Detroit gave the world the mass-produced automobile. With torn up rail lines, anemic public transit, and a broad metropolitan expanse, Detroit may bet the major city least suited to living without the personal automobile. With that context, it feels discordant for Big Three automakers to get into the “mobility” game. But, that’s what’s happening.

Ford has been collecting mobility tech firms like it once did luxury British car manufacturers. The blue oval recently bought Spin, a dockless electric scooter company for nearly $100 million and plans an immediate implementation in Detroit. There’s also the “Ford GoBike” program in the Bay Area, a $65 million investment in the commuter shuttle service Chariot, and Jelly, another electric scooter research project with Purdue University.

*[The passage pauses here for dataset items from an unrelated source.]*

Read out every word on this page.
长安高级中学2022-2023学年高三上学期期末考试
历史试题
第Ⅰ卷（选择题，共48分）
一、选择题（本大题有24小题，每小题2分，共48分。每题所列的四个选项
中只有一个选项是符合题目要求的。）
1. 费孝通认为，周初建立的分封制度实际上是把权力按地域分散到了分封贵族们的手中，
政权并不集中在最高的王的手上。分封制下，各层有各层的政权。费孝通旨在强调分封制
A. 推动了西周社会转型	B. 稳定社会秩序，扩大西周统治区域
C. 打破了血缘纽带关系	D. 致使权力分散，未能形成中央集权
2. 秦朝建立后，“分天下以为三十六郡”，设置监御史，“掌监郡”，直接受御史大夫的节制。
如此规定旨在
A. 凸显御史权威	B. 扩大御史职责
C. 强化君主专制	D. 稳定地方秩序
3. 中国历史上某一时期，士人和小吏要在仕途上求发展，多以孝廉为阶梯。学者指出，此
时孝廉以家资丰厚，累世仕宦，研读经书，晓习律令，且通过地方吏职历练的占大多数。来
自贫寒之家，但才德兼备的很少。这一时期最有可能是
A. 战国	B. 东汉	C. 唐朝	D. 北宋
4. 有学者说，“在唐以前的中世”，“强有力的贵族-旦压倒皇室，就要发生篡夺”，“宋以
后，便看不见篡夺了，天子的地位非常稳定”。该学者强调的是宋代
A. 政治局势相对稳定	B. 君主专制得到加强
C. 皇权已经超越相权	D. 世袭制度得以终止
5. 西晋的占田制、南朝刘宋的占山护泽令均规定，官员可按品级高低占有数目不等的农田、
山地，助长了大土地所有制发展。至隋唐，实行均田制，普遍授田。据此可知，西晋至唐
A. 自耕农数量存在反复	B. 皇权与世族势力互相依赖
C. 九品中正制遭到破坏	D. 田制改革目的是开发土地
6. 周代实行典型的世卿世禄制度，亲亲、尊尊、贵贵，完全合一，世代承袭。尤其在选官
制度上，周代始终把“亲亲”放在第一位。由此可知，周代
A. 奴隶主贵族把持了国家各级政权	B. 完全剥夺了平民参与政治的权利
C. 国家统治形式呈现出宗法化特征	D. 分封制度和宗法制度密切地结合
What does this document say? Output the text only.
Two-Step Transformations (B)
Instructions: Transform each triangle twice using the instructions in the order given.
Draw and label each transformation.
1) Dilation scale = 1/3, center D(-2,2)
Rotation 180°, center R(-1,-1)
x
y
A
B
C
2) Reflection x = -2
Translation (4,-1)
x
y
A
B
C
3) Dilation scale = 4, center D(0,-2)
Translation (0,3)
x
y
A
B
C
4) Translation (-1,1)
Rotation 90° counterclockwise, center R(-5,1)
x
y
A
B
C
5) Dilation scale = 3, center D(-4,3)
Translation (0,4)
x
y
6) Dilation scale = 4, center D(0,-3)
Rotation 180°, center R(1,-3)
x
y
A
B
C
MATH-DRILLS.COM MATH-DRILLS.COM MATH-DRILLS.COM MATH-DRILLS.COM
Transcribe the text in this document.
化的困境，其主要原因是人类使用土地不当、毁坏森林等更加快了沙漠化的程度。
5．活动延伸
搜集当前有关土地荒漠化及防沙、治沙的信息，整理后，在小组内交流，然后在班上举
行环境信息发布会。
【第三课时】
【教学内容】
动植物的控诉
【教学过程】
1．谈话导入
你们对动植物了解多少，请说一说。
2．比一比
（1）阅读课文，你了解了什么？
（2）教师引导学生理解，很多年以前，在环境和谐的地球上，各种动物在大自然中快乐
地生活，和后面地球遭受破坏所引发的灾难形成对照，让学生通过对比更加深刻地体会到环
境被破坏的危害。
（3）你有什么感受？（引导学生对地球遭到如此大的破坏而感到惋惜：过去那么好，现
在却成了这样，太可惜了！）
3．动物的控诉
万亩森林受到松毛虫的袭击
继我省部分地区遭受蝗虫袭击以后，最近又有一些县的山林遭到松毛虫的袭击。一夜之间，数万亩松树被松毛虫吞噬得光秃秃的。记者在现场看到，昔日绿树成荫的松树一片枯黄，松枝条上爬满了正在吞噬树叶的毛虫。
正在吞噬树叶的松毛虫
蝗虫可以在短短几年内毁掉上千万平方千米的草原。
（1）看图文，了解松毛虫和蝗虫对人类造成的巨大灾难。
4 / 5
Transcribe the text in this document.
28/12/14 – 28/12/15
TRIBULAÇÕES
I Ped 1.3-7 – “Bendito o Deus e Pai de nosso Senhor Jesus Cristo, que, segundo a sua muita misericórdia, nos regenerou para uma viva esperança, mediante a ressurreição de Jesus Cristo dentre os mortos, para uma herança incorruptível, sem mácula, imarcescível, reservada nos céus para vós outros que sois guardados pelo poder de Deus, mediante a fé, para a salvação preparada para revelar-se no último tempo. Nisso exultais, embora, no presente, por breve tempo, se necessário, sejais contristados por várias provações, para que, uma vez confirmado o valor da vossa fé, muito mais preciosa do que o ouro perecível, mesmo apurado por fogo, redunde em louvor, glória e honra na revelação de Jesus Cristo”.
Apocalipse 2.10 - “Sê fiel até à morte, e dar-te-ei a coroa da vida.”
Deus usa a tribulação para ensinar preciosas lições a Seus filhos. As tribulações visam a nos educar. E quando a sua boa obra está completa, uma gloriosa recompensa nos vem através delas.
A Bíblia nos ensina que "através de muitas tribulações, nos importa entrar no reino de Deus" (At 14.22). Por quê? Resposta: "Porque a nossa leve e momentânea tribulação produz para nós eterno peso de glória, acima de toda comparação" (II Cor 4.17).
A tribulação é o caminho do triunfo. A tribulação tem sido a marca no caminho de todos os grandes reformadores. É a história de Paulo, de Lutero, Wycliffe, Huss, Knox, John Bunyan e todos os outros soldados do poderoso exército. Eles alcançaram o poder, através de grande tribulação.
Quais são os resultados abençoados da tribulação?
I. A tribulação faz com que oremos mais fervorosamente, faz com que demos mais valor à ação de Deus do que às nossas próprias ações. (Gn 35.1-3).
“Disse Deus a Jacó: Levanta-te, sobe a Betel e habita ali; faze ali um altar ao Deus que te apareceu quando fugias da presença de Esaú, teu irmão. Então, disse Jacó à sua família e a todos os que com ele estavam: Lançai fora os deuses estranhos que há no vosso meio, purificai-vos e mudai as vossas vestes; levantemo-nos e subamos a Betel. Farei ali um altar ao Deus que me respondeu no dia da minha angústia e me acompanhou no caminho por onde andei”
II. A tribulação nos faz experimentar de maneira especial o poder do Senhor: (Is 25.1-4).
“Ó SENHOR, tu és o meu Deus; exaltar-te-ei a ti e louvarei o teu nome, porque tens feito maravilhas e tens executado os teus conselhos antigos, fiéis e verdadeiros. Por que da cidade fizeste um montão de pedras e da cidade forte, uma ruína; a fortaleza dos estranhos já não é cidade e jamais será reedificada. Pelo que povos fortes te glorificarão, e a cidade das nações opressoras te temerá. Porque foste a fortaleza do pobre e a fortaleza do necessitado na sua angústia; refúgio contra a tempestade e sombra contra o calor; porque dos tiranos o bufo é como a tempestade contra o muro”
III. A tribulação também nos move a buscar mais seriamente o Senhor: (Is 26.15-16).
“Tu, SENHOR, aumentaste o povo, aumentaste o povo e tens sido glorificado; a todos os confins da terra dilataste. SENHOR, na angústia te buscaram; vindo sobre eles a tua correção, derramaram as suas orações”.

GM, not to be outdone, is getting into the e-Bike business. The company has prototypes for compact and folding bike models. GM will award $10,000 to the winner of a naming competition. The company also has Maven, a peer-to-peer car sharing app, which will begin allowing competitors’ vehicles in 2019.

Are Ford and GM earnestly preparing for the post-automobile future? Or, is this two companies, primarily in the business of selling gasoline swilling pickups and SUVs, doing a little bit of PR?

The car ownership model will change in the long term. Urbanization is happening globally, whether or not millennials are “killing the suburbs” this week. The rub with developing autonomous vehicles is they immediately raise the question of why non-affluent individuals would bother owning their own car. But, it’s not clear Ford and GM are positioned to survive the next major recession intact, much less a dramatic recalibration of the industry.

Whatever the long-term benefits, those investments make PR sense right now. Mobility and future-facing tech are where the investors are. While Ford has a much better track record building cars than Tesla, Tesla’s stock sells for $340 per share to Ford’s $10. “Ford Expands Mobility Portfolio” is a better financial headline than “F-150 Sales Down Year-Over-Year.”

Besides shareholders, Ford and GM also need to seem cool and down with sustainability to attract talent. Ford may lob shots at Silicon Valley in ads. But, it’s also expanding its workforce there and reorienting its presence in Detroit to seem as young and tech-friendly as possible. Hey, look, we have e-scooters now!

Just as every oil company invests in an alternative energy future, large automakers will be redefining the future of mobility. Consider such investments a hit of vermouth to make the present reality, profiting from an outmoded, destructive, and still lucrative legacy businessfor decades to come, a little more palatable.